As I mentioned before in the classic BtF post, "Cheese," avoiding camera awareness is a constant struggle.
Sometimes, it yields an unexpectedly nice frame, like when this little girl spotted me as I tried to make photos backstage at a family expo last year:
It still pops up as my screensaver.
Never miss a local story.
It can be good for a chuckle, like when I was spotted at the Martin Luther King Jr. Bell-Ringing Ceremony this year:
The look I get can sometimes make me feel like a creeper:
Or that I'm old and not cool:
Or even make me feel like I’m interesting enough to draw someone’s attention away from a freaky turtle, if only for a second:
While I previously pondered the possibility of invisibility in "Cheese" (now available in a collector’s edition), it appears Canadian filmmaker Rob Spence has been working on another solution with his Eyeborg project.

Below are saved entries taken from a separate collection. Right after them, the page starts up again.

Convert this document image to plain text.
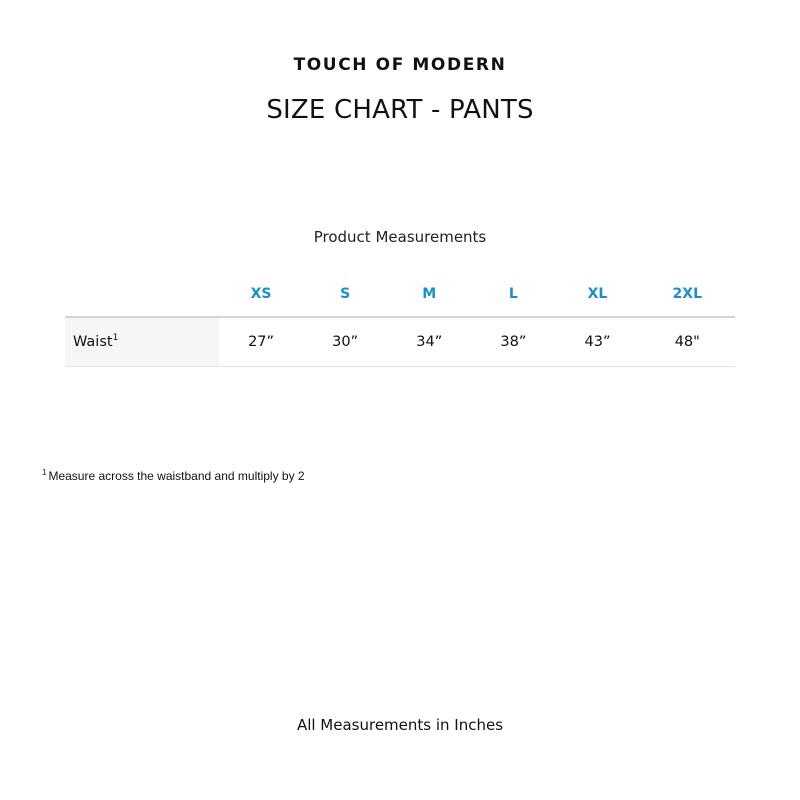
TOUCH OF MODERN
SIZE CHART - PANTS
Product Measurements
	XS	S	M	L	XL	2XL
Waist$^1$	27”	30”	34”	38”	43”	48"
$^1$ Measure across the waistband and multiply by 2
All Measurements in Inches
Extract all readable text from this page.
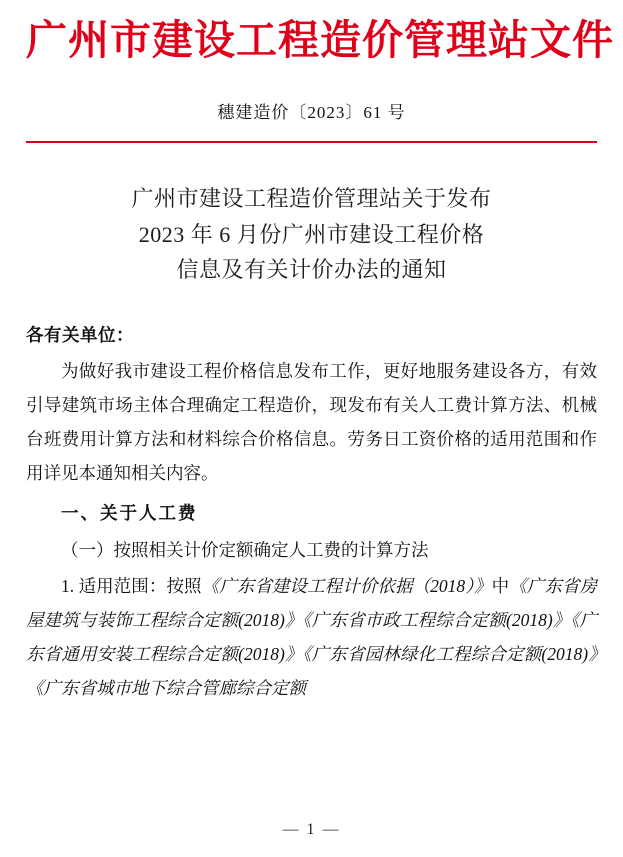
广州市建设工程造价管理站文件
穗建造价〔2023〕61 号
广州市建设工程造价管理站关于发布
2023 年 6 月份广州市建设工程价格
信息及有关计价办法的通知
各有关单位：
为做好我市建设工程价格信息发布工作，更好地服务建设各方，有效引导建筑市场主体合理确定工程造价，现发布有关人工费计算方法、机械台班费用计算方法和材料综合价格信息。劳务日工资价格的适用范围和作用详见本通知相关内容。
一、关于人工费
（一）按照相关计价定额确定人工费的计算方法
1. 适用范围：按照《广东省建设工程计价依据（2018）》中《广东省房屋建筑与装饰工程综合定额(2018)》《广东省市政工程综合定额(2018)》《广东省通用安装工程综合定额(2018)》《广东省园林绿化工程综合定额(2018)》《广东省城市地下综合管廊综合定额
— 1 —
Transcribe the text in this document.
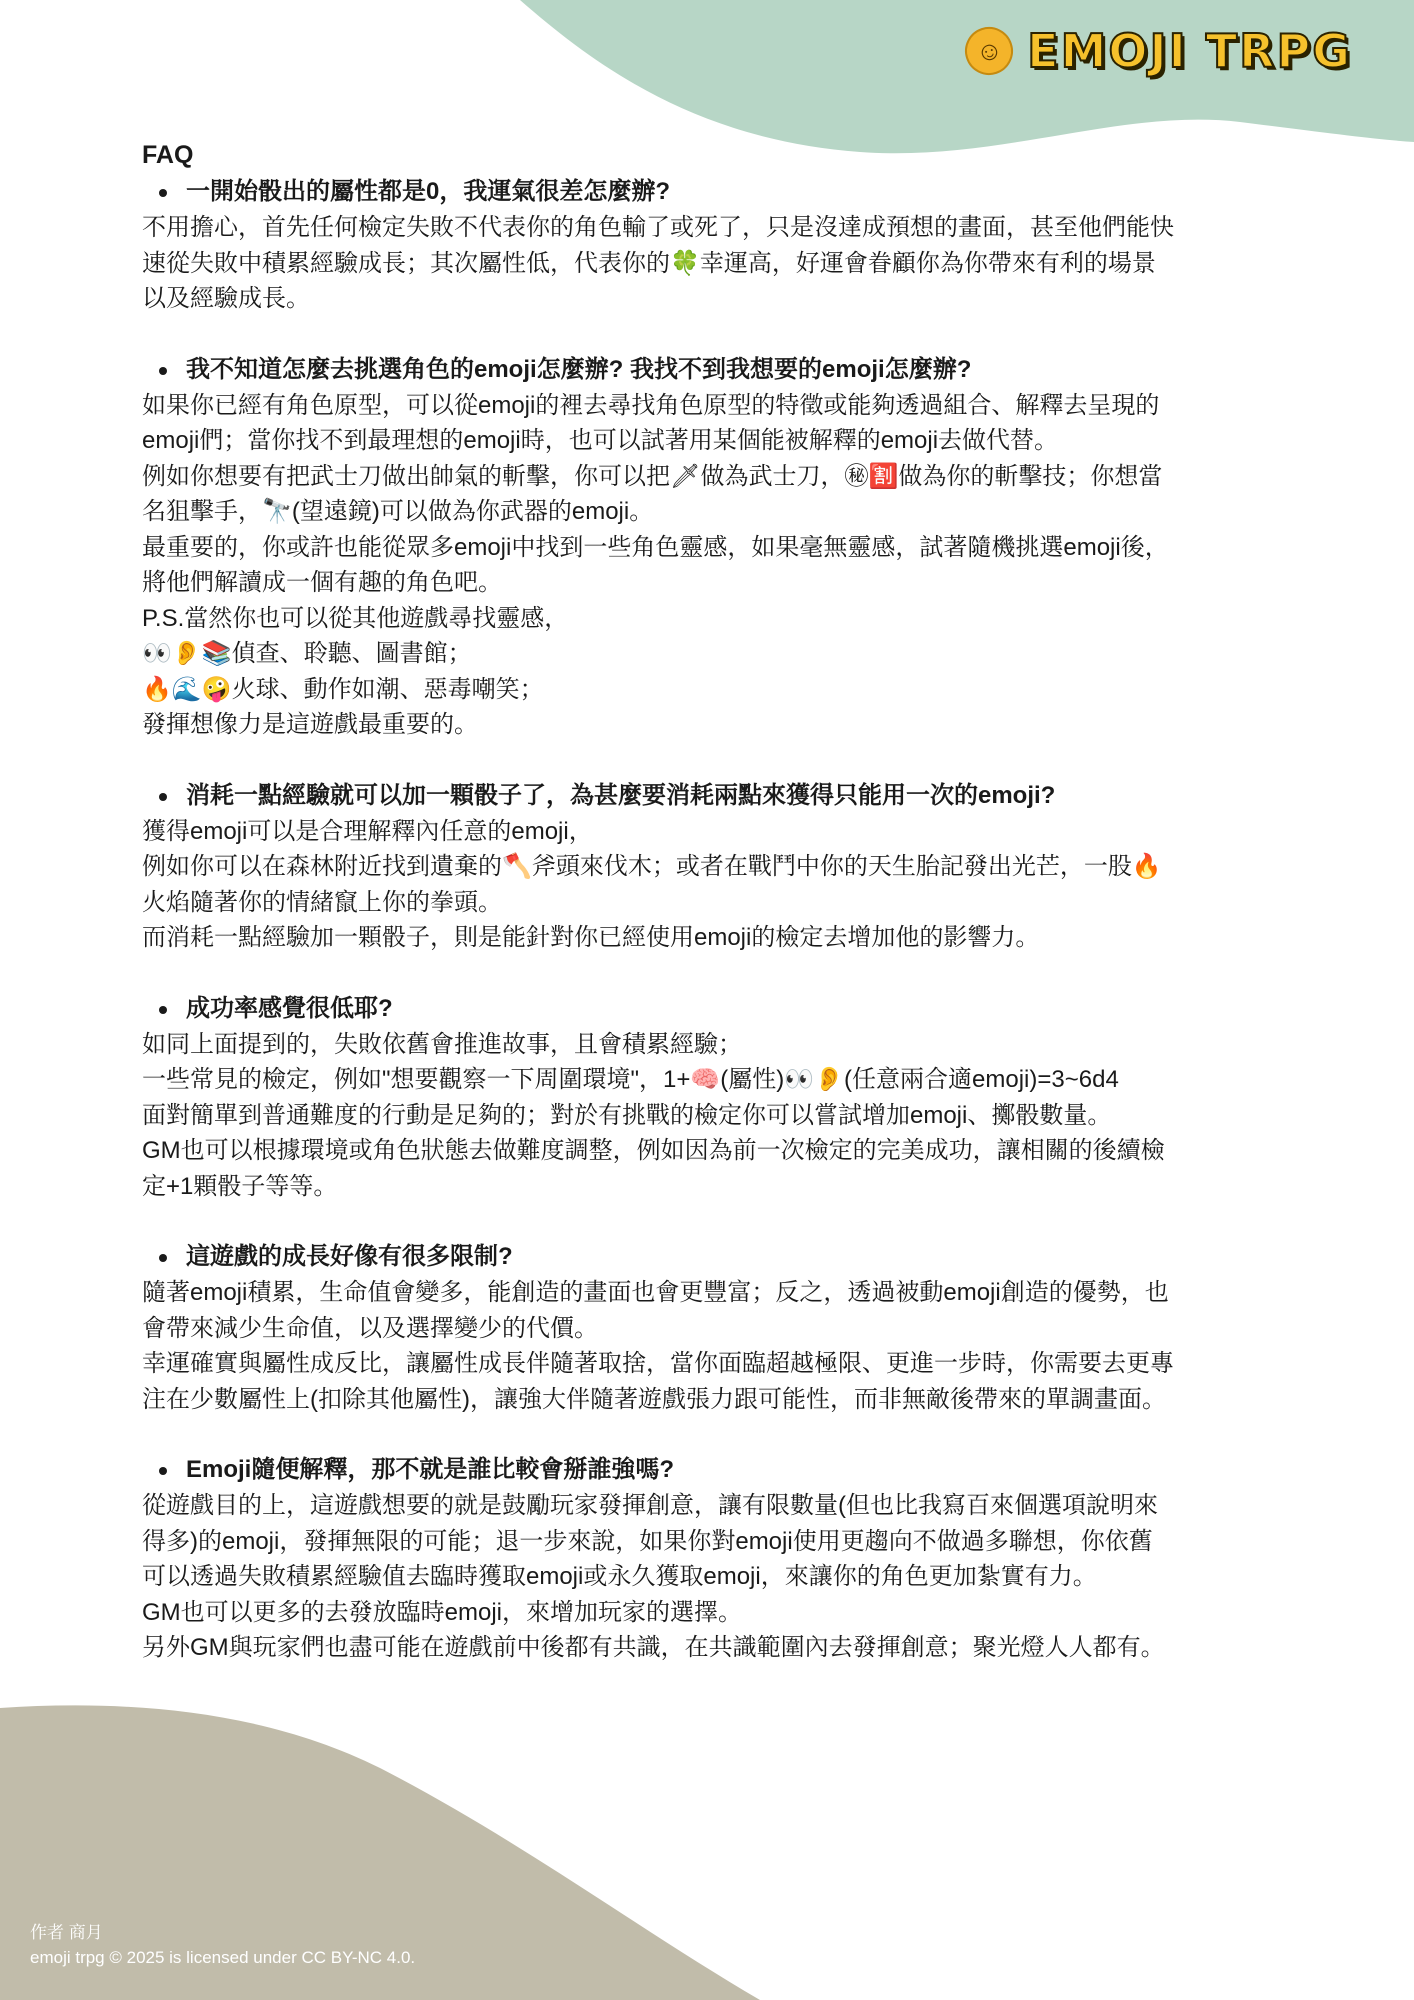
☺ EMOJI TRPG

FAQ

一開始骰出的屬性都是0，我運氣很差怎麼辦?

不用擔心，首先任何檢定失敗不代表你的角色輸了或死了，只是沒達成預想的畫面，甚至他們能快

速從失敗中積累經驗成長；其次屬性低，代表你的🍀幸運高，好運會眷顧你為你帶來有利的場景

以及經驗成長。

我不知道怎麼去挑選角色的emoji怎麼辦? 我找不到我想要的emoji怎麼辦?

如果你已經有角色原型，可以從emoji的裡去尋找角色原型的特徵或能夠透過組合、解釋去呈現的

emoji們；當你找不到最理想的emoji時，也可以試著用某個能被解釋的emoji去做代替。

例如你想要有把武士刀做出帥氣的斬擊，你可以把🗡做為武士刀，㊙🈹做為你的斬擊技；你想當

名狙擊手，🔭(望遠鏡)可以做為你武器的emoji。

最重要的，你或許也能從眾多emoji中找到一些角色靈感，如果毫無靈感，試著隨機挑選emoji後，

將他們解讀成一個有趣的角色吧。

P.S.當然你也可以從其他遊戲尋找靈感，

👀👂📚偵查、聆聽、圖書館；

🔥🌊🤪火球、動作如潮、惡毒嘲笑；

發揮想像力是這遊戲最重要的。

消耗一點經驗就可以加一顆骰子了，為甚麼要消耗兩點來獲得只能用一次的emoji?

獲得emoji可以是合理解釋內任意的emoji，

例如你可以在森林附近找到遺棄的🪓斧頭來伐木；或者在戰鬥中你的天生胎記發出光芒，一股🔥

火焰隨著你的情緒竄上你的拳頭。

而消耗一點經驗加一顆骰子，則是能針對你已經使用emoji的檢定去增加他的影響力。

成功率感覺很低耶?

如同上面提到的，失敗依舊會推進故事，且會積累經驗；

一些常見的檢定，例如"想要觀察一下周圍環境"，1+🧠(屬性)👀👂(任意兩合適emoji)=3~6d4

面對簡單到普通難度的行動是足夠的；對於有挑戰的檢定你可以嘗試增加emoji、擲骰數量。

GM也可以根據環境或角色狀態去做難度調整，例如因為前一次檢定的完美成功，讓相關的後續檢

定+1顆骰子等等。

這遊戲的成長好像有很多限制?

隨著emoji積累，生命值會變多，能創造的畫面也會更豐富；反之，透過被動emoji創造的優勢，也

會帶來減少生命值，以及選擇變少的代價。

幸運確實與屬性成反比，讓屬性成長伴隨著取捨，當你面臨超越極限、更進一步時，你需要去更專

注在少數屬性上(扣除其他屬性)，讓強大伴隨著遊戲張力跟可能性，而非無敵後帶來的單調畫面。

Emoji隨便解釋，那不就是誰比較會掰誰強嗎?

從遊戲目的上，這遊戲想要的就是鼓勵玩家發揮創意，讓有限數量(但也比我寫百來個選項說明來

得多)的emoji，發揮無限的可能；退一步來說，如果你對emoji使用更趨向不做過多聯想，你依舊

可以透過失敗積累經驗值去臨時獲取emoji或永久獲取emoji，來讓你的角色更加紮實有力。

GM也可以更多的去發放臨時emoji，來增加玩家的選擇。

另外GM與玩家們也盡可能在遊戲前中後都有共識，在共識範圍內去發揮創意；聚光燈人人都有。

作者 商月
emoji trpg © 2025 is licensed under CC BY-NC 4.0.
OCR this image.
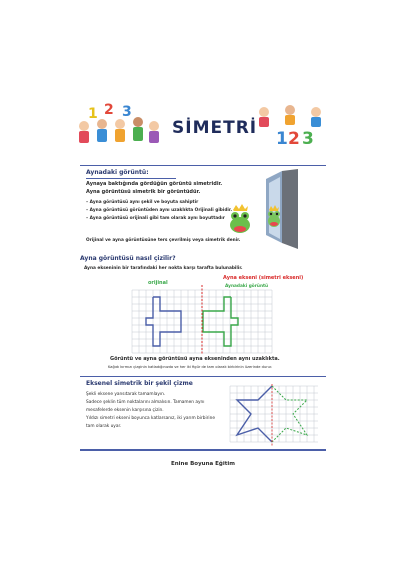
1 2 3
SİMETRİ
1 2 3
Aynadaki görüntü:
Aynaya baktığında gördüğün görüntü simetridir.
Ayna görüntüsü simetrik bir görüntüdür.
– Ayna görüntüsü aynı şekil ve boyuta sahiptir
– Ayna görüntüsü görüntüden aynı uzaklıkta Orijinali gibidir.
– Ayna görüntüsü orijinali gibi tam olarak aynı boyuttadır
Orijinal ve ayna görüntüsüne ters çevrilmiş veya simetrik denir.
Ayna görüntüsü nasıl çizilir?
Ayna ekseninin bir tarafındaki her nokta karşı tarafta bulunabilir.
orijinal
Ayna ekseni (simetri ekseni)
Aynadaki görüntü
Görüntü ve ayna görüntüsü ayna ekseninden aynı uzaklıkta.
Kağıdı kırmızı çizginin katladığınızda ve her iki figür de tam olarak birbirinin üzerinde durur.
Eksenel simetrik bir şekil çizme
Şekli eksene yansıtarak tamamlayın.
Sadece şeklin tüm noktalarını almalısın. Tamamen aynı
mesafelerde eksenin karşısına çizin.
Yıldızı simetri ekseni boyunca katlarsanız, iki yarım birbirine
tam olarak uyar.
Enine Boyuna Eğitim
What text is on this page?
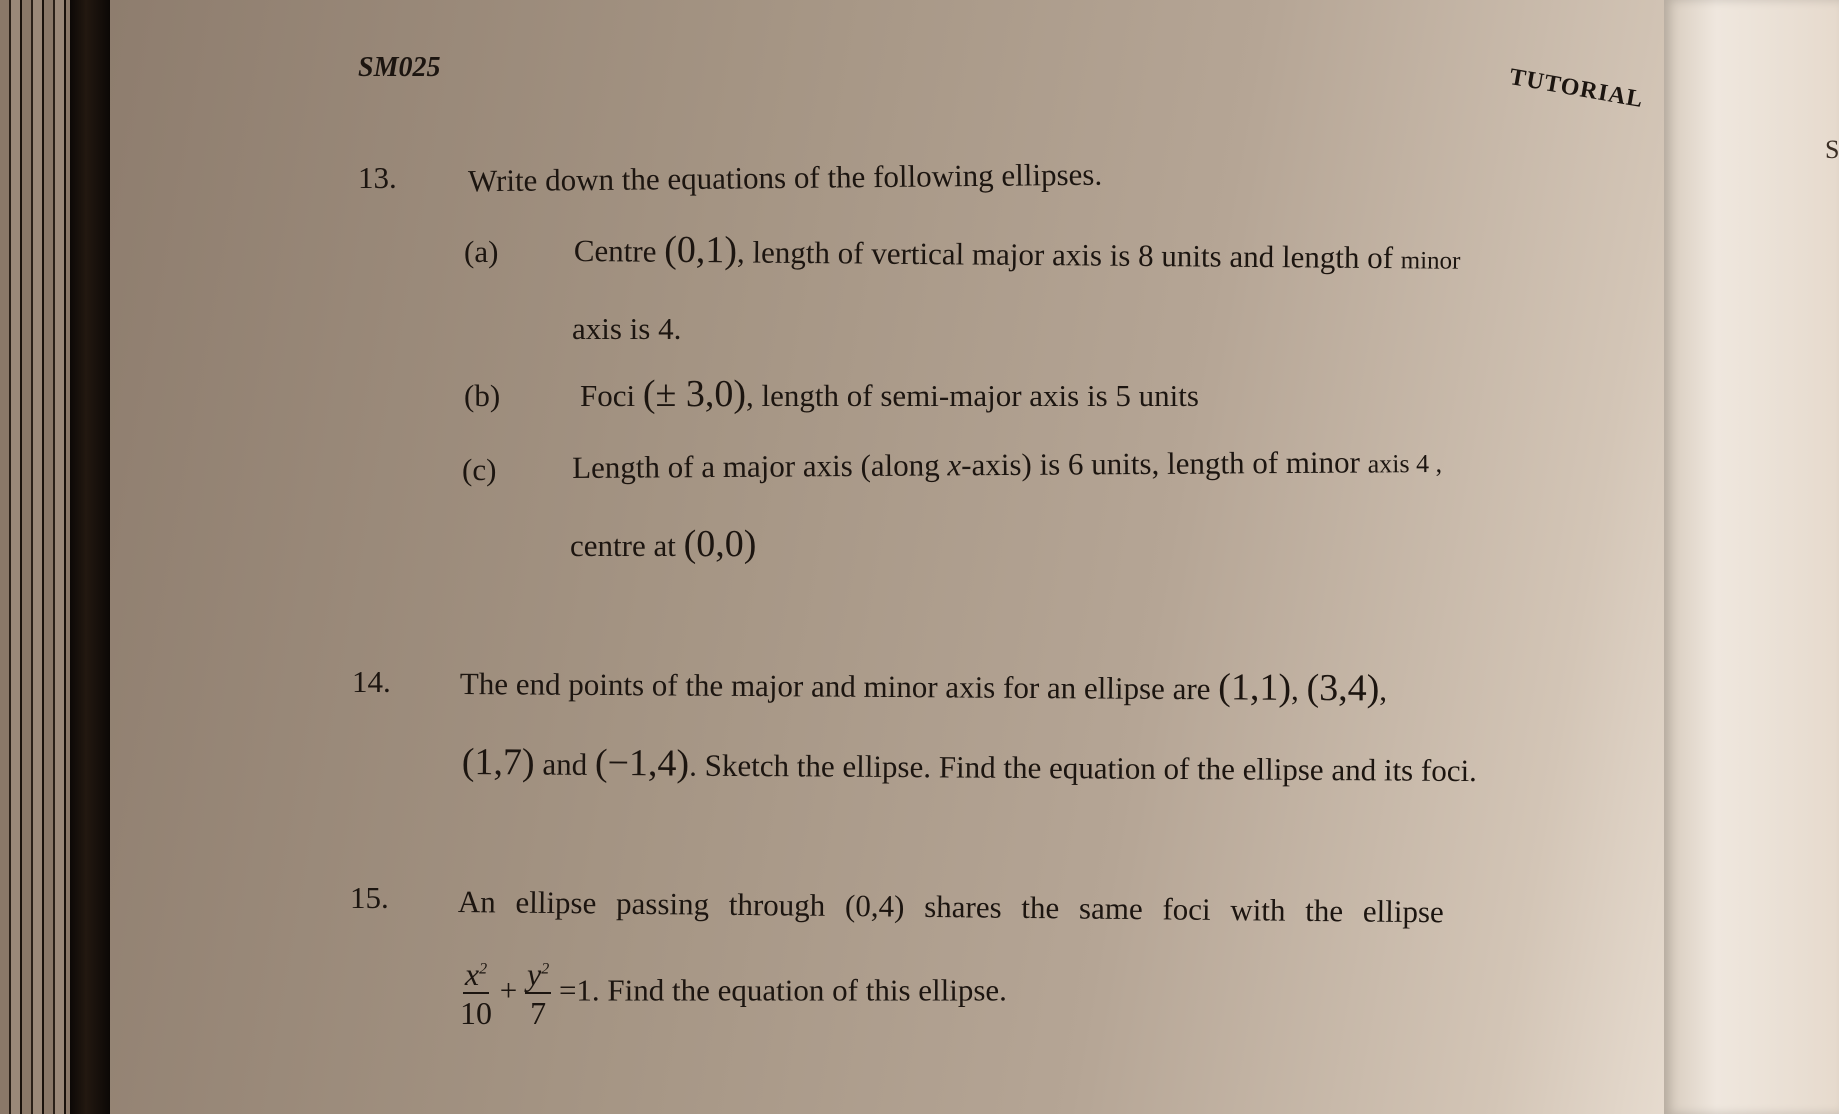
SM025	TUTORIAL
S
13. Write down the equations of the following ellipses.
(a) Centre (0,1), length of vertical major axis is 8 units and length of minor
axis is 4.
(b)	Foci (± 3,0), length of semi-major axis is 5 units
(c) Length of a major axis (along x-axis) is 6 units, length of minor axis 4 ,
centre at (0,0)
14. The end points of the major and minor axis for an ellipse are (1,1), (3,4),
(1,7) and (−1,4). Sketch the ellipse. Find the equation of the ellipse and its foci.
15. An ellipse passing through (0,4) shares the same foci with the ellipse
$\frac{x^2}{10} + \frac{y^2}{7} =1$. Find the equation of this ellipse.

In case you missed the stories from the past few months like I did, Spence, who lost one of his eyes, is working with engineers on placing a video camera inside a prosthetic eye and plans on making a documentary about the process, including footage shot from his eye cam.
Ordinarily, I would wax philosophical about the privacy ethics dilemmas his project will create, but that’s the whole point of his project.
"Sometimes I run a little experiment," he said to Wired magazine last December. "I tell people around me, 'Did you know there are 11,000 new video cameras being installed in our country every day?' Then I will exaggerate and say there are 50,000 new video cameras going in everyday," said Spence. "Most of the times I get the same answer: 'That's interesting. Now what's for lunch?' or 'The weather is nice today.'"
"I wonder what those people will say when they are staring back into the video camera in my eye?"
Spence touched on this concept at the end of an interview with The World’s Lisa Mullins, saying, "The way that kids will shock us in the future is by saying 'I'm going to take my natural eye out and put a better one in, even if I don’t need to.' And they can say, 'you did it, grandpa.'"
Instead, I will argue that this could open up a new realm of photojournalism. To be able to photograph surreptitiously would be amazing. Many moments are lost as a result of being spotted, which is why some opt to use small rangefinder cameras instead of bulkier SLRs. Photojournalists will also sometimes shoot from the hip in order to avoid being noticed in the act of photographing.
One trick I often use when I’m spotted by someone I’m photographing is to hold my camera where I wanted, but moving away from the eyepiece and looking off in random directions. Usually the person loses interest in me and goes back to doing whatever it was I had found pertinent to telling the story and I press the shutter without looking through the viewfinder.
My photojournalism professor and mentor at the University of Oregon, Julianne Newton always argued that despite all the furor about photo manipulation, influencing the situation you are reporting on is even more egregious.
Your camera's presence generally does change the reality you are trying to represent, however. The best way around this is spending time with a subject, gaining trust and becoming, in essence, invisible. Unfortunately, this is rarely an option during the daily grind of working for a newspaper. Utilizing the eye camera ethically could eliminate subjects’ anxiety by not creating it in the first place.
The eye camera would have its disadvantages, however. Although crouching, laying down, reaching around (tee hee), climbing and the many other positions that photographers assuming while working the angles do sometimes raise eyebrows, imagine seeing somebody do all that without a camera in his or her hand. Overhead "Hail Mary" shots wouldn’t be possible without popping out your eye, which would figuratively pop a few around you, and you’d have to lose an eye to begin with.
Negatives aside, the concept is still endlessly intriguing. True, it could be used for evil, but that can be said for just about any advancement in technology. Remember when cell phone cameras could be set to shoot silently? It only took a handful of perverts to change that. Fears and ethical dilemmas aside, we’re already well on our way down the path toward a world with cyborgs.
And while fanboys will drool over the prospect of hot robochicks and spooks will scheme about spy surveillance, I'll be dreaming of the day when I won't get spotted making photos ever again.